Giorgia Meloni in veste istituzionale da Vox. La Direzione PD ha fatto l’analisi della sconfitta. L’analisi del prof. Fabio Torriero

Domenica scorsa Giorgia Meloni è intervenuta alla convention elettorale di Vox, partito spagnolo di destra, mostrando un aplomb decisamente governativo, dopo una discorso tenuto dinanzi a membri della Coldiretti e giorni di silenzio post vittoria. Giovedì scorso, invece, è andata in scena la Direzione del PD, trasmessa in streaming, durata all’incirca dieci ore e tutta dedicata all’analisi della sconfitta elettorale. Due avvenimenti politici interessanti dal punto di vista della comunicazione politica e non solo, che ci dicono che direzione prendono maggioranza ed opposizione.

Di tutto questo ne abbiamo parlato in maniera approfondita con il prof. Fabio Torriero, consulente di comunicazione politica, spin doctor e docente presso la LUMSA. 

Giorgia Meloni è intervenuta alla kermesse elettorale di Vox con toni estremamente pacati. Com’è cambiata e perché la comunicazione di Giorgia Meloni?

È cambiata moltissimo e risente del ruolo attuale di Giorgia Meloni. Nel suo discorso Giorgia Meloni ha parlato di un percorso che tutti partiti del gruppo europeo conservatore possono fare per andare al potere. Come a dire “le nostre idee diventano argomento di governo”. Ho notato un salto si qualità che non è solo strategico o tattico, fa parte di una nuova fase che la Meloni sta vivendo prima di formare il Governo. Teniamo presente che lei è presidente del gruppo conservatore all’interno del quale ci sono varie anime e componenti. Da un lato lei è pragmatica, dall’altro resta sé stessa sebbene tutta la sinistra mainstream tenda a voler spiegare come dovrebbe essere per essere presentabile. Ha ribadito la lotta al mainstream e ha indirizzato i gruppi conservatori verso un percorso di maturazione democratica.

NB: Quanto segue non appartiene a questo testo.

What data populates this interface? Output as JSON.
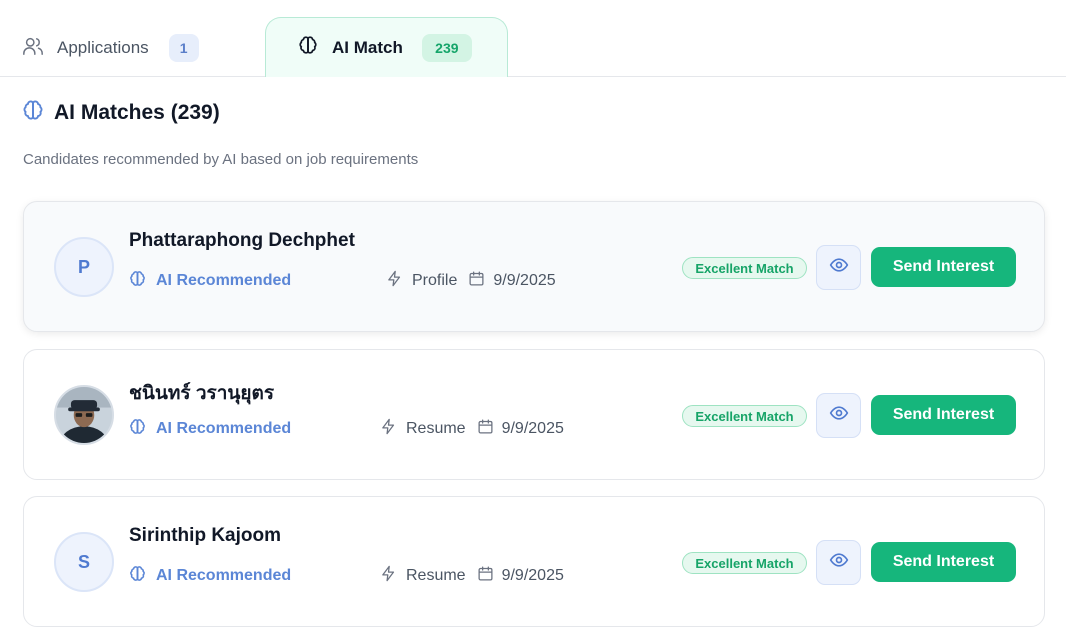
{
  "tabs": [
    {
      "label": "Applications",
      "count": "1",
      "icon": "users-icon"
    },
    {
      "label": "AI Match",
      "count": "239",
      "icon": "brain-icon"
    }
  ],
  "section": {
    "title": "AI Matches (239)",
    "subtitle": "Candidates recommended by AI based on job requirements"
  },
  "colors": {
    "accent_green": "#16b67c",
    "accent_blue": "#5b86d6"
  },
  "candidates": [
    {
      "initial": "P",
      "has_photo": false,
      "name": "Phattaraphong Dechphet",
      "tag": "AI Recommended",
      "source": "Profile",
      "date": "9/9/2025",
      "match": "Excellent Match",
      "action": "Send Interest"
    },
    {
      "initial": "",
      "has_photo": true,
      "name": "ชนินทร์ วรานุยุตร",
      "tag": "AI Recommended",
      "source": "Resume",
      "date": "9/9/2025",
      "match": "Excellent Match",
      "action": "Send Interest"
    },
    {
      "initial": "S",
      "has_photo": false,
      "name": "Sirinthip Kajoom",
      "tag": "AI Recommended",
      "source": "Resume",
      "date": "9/9/2025",
      "match": "Excellent Match",
      "action": "Send Interest"
    }
  ]
}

Secondo lei perché nel suo discorso ha citato la Polonia e non Bruxelles?

È del tutto evidente che vi siano due idee di Europa. Il tema non è essere pro o contro l’Europa, il tema è quale tipo di Europa si vuole. Giorgia Meloni ha sempre detto che crede in una federazione di stati sovrani uniti in una visione europeista. Il contrario di quello che vediamo oggi, un super stato che impone agli stati nazionali, ammesso che abbiano ancora sovranità, una politica, un’impostazione obbligata e obbligatoria. Lei rivendica l’Europa delle patrie e una diversa impostazione dal punto di vista valoriale. Alcuni paesi spingono per un tipo di modernità laicista e dall’altra parte altri per una modernità antropologica.

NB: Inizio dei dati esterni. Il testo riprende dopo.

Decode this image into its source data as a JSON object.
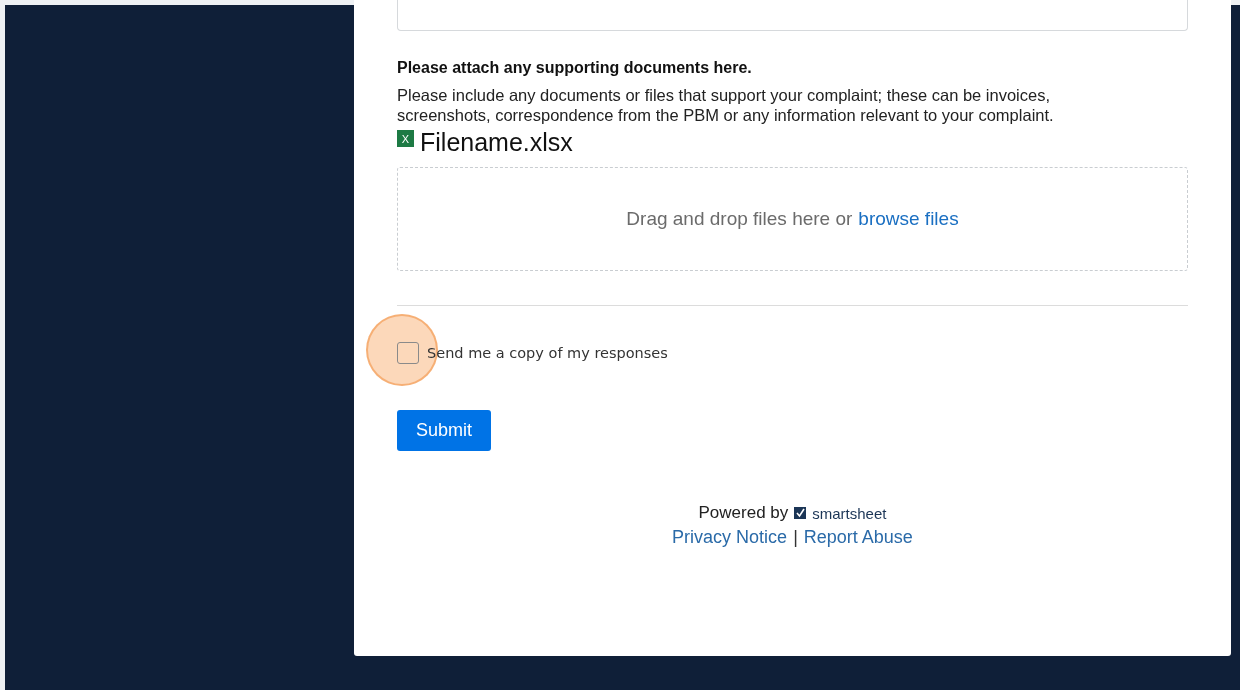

Cos’è la modernità antropologica e qual è la differenza tra le due?

Sono due modernità contrapposte che hanno entrambe legittimazione e legittimità. La seconda, a differenza della prima, si basa sul primato della vita, della famiglia naturale, che combatte la cultura gender e che crede nell’identità storica, culturale e religiosa dei popoli. Sono due visioni della modernità che si stanno contrapponendo in questo momento in Europa. Entrambe legittime. Giorgia Meloni è coerente nel richiamo alla modernità antropologica. Tra l’altro si crea un cortocircuito per cui sovranismo diventa sinonimo di egoismo nazionale, di chiusura e arretratezza. In nome del superstato abbiamo stati, come la Germania e l’Olanda, si comportano da sovranisti perseguendo gli interessi nazionali. Alla fine questo sovranismo sbagliato si afferma sul globalismo. Tanto vale essere sovranisti in modo serio.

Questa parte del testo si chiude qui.